Transport des céréales sur la Seine pendant les jeux Olympiques
Posée le 25/01/2024 • Ministère interrogé : Premier ministre
Pierre Cuypers Les Républicains
Sénateur — Seine-et-Marne
La question
✓ Réponse du gouvernement
Publiée le 25/01/2024
Mme Amélie Oudéa-Castéra, ministre de l'éducation nationale, de la jeunesse, des sports et des jeux Olympiques et Paralympiques. Monsieur le sénateur Cuypers, le déroulement de la cérémonie d'ouverture des jeux Olympiques sur la Seine, le 26 juillet prochain, sera une première, car aucune autre n'a été organisée hors d'un stade ni sur un fleuve. Son organisation impose de prendre des mesures pour tenir compte de ce cadre très singulier.
La fermeture à la navigation de la Seine est nécessaire, avant la cérémonie, pour effectuer le déminage des ponts, des quais et des bateaux, ainsi que pour monter le décor du spectacle.
Une concertation approfondie a été engagée par le préfet de la région Île-de-France avec l'ensemble des personnes concernées,...
M. Jean-François Husson. Pour décaler l'été ?
Mme Amélie Oudéa-Castéra, ministre. ... non pas pour décaler les moissons, les récoltes ou l'été, mais pour trouver, avec les représentants des céréaliers, des solutions aux demandes qui ont été formulées.
Premièrement, la durée de la période de fermeture du fleuve à la navigation avant la cérémonie a déjà été réduite de huit à sept jours (Exclamations amusées sur les travées du groupe Les Républicains.) et un travail d'optimisation se poursuit en liaison avec toutes les parties prenantes.
Deuxièmement, la demande faite à Voies navigables de France d'allonger les horaires d'ouverture des écluses est d'ores et déjà satisfaite.
Troisièmement, les premiers résultats sur l'identification de zones de stockage supplémentaires en aval et en amont de la zone fermée à la navigation, obtenus en lien avec Haropa, ont été transmis à la profession.
Quatrièmement, il fallait un point d'entrée unique auprès des autorités pour résoudre les difficultés éventuelles qui interviendront pendant les jeux.

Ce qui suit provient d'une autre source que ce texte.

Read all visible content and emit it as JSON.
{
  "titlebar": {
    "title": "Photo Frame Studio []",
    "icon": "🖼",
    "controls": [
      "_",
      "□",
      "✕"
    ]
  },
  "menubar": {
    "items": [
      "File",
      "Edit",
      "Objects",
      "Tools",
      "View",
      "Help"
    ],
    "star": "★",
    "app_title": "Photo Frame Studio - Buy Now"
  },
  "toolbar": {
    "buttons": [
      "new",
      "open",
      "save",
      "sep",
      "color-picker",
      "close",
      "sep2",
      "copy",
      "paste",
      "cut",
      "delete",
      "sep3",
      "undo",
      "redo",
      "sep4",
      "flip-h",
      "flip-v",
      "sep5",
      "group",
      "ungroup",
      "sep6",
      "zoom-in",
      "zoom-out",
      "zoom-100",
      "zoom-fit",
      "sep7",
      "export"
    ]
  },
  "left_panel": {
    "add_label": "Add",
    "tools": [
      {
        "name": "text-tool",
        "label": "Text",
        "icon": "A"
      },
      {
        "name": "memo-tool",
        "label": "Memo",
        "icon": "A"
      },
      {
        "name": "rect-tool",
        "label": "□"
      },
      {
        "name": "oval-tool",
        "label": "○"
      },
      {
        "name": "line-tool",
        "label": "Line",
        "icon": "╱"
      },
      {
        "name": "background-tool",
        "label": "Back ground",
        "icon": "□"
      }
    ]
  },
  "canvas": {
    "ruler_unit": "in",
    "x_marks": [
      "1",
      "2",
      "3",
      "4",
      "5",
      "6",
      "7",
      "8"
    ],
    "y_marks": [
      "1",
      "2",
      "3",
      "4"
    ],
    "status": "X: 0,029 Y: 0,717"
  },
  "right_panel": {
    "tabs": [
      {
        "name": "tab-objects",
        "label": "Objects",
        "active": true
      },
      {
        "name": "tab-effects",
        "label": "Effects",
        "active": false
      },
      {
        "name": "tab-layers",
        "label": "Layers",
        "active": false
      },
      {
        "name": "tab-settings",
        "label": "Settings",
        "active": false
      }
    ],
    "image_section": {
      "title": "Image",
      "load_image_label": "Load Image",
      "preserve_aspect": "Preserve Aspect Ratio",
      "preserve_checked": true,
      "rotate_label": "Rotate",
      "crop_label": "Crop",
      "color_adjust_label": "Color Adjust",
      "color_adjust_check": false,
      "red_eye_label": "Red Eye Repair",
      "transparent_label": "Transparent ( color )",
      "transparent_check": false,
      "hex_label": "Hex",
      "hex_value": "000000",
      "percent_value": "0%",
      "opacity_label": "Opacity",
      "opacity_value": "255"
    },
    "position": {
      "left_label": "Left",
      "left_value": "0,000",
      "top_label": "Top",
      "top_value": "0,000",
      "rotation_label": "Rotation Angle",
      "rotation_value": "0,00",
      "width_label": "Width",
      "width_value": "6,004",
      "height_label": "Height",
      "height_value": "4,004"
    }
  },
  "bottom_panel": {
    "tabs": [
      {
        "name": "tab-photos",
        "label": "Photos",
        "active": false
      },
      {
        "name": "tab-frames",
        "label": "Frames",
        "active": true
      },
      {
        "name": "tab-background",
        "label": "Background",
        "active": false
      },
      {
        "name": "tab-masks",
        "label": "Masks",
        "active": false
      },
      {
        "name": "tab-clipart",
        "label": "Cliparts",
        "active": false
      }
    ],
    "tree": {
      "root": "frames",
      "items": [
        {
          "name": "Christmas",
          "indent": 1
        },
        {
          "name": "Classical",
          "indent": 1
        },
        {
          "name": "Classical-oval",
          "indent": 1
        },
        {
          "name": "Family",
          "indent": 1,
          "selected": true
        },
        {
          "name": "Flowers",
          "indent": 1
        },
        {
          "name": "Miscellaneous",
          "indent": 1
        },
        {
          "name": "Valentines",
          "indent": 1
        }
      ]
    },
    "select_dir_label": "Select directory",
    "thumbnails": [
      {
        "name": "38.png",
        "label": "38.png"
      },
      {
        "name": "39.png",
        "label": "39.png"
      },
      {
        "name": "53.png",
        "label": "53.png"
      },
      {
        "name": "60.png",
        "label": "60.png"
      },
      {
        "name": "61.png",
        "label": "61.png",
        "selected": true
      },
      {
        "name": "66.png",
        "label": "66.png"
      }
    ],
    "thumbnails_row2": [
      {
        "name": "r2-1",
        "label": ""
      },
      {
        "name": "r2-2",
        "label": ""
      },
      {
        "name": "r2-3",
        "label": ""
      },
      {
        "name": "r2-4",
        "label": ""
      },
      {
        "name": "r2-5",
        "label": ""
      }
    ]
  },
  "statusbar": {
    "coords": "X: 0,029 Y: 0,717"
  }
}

Cette demande aussi est satisfaite.
Cinquièmement, concernant les préjudices que l'on pourrait constater, une méthode de travail a été définie pour en assurer le traitement.
Les épreuves qui se dérouleront sur la Seine - je pense à la natation ou au triathlon - ne poseront pas de difficultés aux céréaliers puisque les bateaux pourront circuler tous les jours après le 26 juillet.
M. Rachid Temal. Ah !
M. Jean-François Husson. Ils nageront entre les péniches.
Mme Amélie Oudéa-Castéra, ministre. Mesdames, messieurs les sénateurs, soyez assurés que les conséquences de l'organisation des jeux sur le quotidien de nos concitoyens et sur la vie économique de notre pays font l'objet de toute notre attention. Nous les prenons en compte et nous veillons à en atténuer le plus possible les effets. (Applaudissements sur des travées du groupe RDPI.)
Mme Cathy Apourceau-Poly. Alors là...
M. le président. La parole est à M. Pierre Cuypers, pour la réplique.
M. Pierre Cuypers. Madame la ministre, j'entends ce que vous dites, mais les jeux Olympiques auront lieu dans cinq mois et, en réalité, notre souveraineté alimentaire et énergétique est encore une fois menacée. Elle est fragilisée dans un contexte de colère et de contestation : les agriculteurs et l'ensemble des filières en ont ras le bol !
Par conséquent, un arrêt complet de la navigation du 18 au 27 juillet prochains serait une erreur fatale, même si je peux comprendre que trois jours de fermeture soient nécessaires pour le déminage et pour le montage des installations.
En outre, il nous a été dit que les autorités refusaient la circulation fluviale, même partielle, par peur d'accidents sur les décors lors du montage et des cérémonies. Il ne faut tout de même pas prendre les bateliers pour des marins d'eau douce. (Sourires.)
Madame la ministre, si la navigation est interdite, cela représentera une perte de plus de 500 millions d'euros pour les filières françaises. Comprenez bien que chaque jour de retard supplémentaire prendrait des proportions exponentielles.
Vous savez aussi que nous sommes, en France, les stockeurs de nos clients africains, indiens ou égyptiens, et que si nous ne les livrons pas, les conséquences humaines seront dramatiques.
Madame la ministre, il est impératif - j'y insiste - de trouver une solution viable dans les quinze prochains jours pour que les filières puissent s'organiser. (Applaudissements sur les travées du groupe Les Républicains. - Mme Cathy Apourceau-Poly applaudit également.)